The committee stressed that asset recovery efforts do not end with freezing orders, commissions of inquiry, or the issuance of government white papers. It warned that without a structured post-forfeiture management regime—anchored in strict financial controls, professional standards, traceable procedures, competent oversight, and real-time reconciliation of proceeds—the final stage of asset disposal risks undermining the objective of safeguarding public resources.
In carrying out its mandate, the committee conducted a comparative analysis between the amounts established in evidence as having been embezzled and the funds recovered through asset tracing, forfeiture, and disposal. The analysis examined recoveries across the currencies in which the alleged embezzlement occurred: the Gambian dalasi, the United States dollar, the pound sterling, and the euro.
The findings showed that recoveries denominated in Gambian dalasi exceeded the amounts alleged to have been embezzled in that currency, resulting in what the committee described as a positive variance. However, recoveries in foreign currencies fell significantly short of the amounts believed to have been diverted.
“These disparities demonstrate that, based on the evidence before the Committee, a significant portion of the alleged foreign-currency assets remains unrecovered,” the report noted, underscoring the need for stronger recovery mechanisms, enhanced financial tracing capabilities, and greater international cooperation in asset recovery.

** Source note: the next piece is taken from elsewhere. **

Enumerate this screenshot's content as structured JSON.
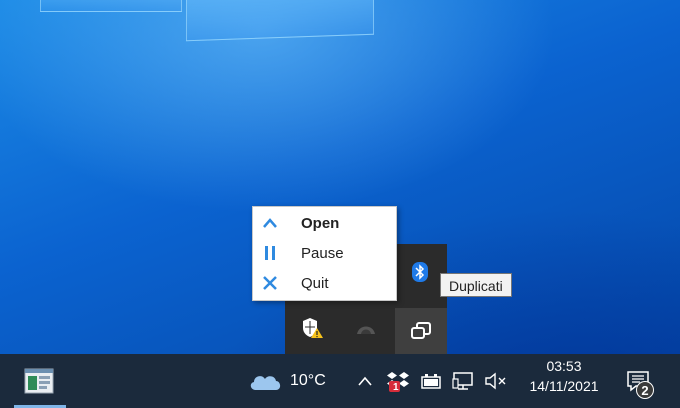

The committee urged the government to treat its findings as a critical moment for reform. It called on authorities to complete the governance reforms initiated after the 2016 political transition by moving beyond legislative amendments and undertaking deeper administrative restructuring.
Such reforms, the committee said, should focus on strengthening technical capacity within public institutions and eliminating residual practices incompatible with modern democratic governance.
The committee said it submitted its report to the National Assembly with the conviction that full implementation of its recommendations would not only address past deficiencies but also strengthen the country’s accountability mechanisms for the future.
“This is not simply an administrative reckoning,” the report concluded. “It is an opportunity for institutional consolidation. The work before us now is to translate these findings into reform and ensure that never again will the management and disposal of public assets occur without discipline, transparency, and professional integrity.”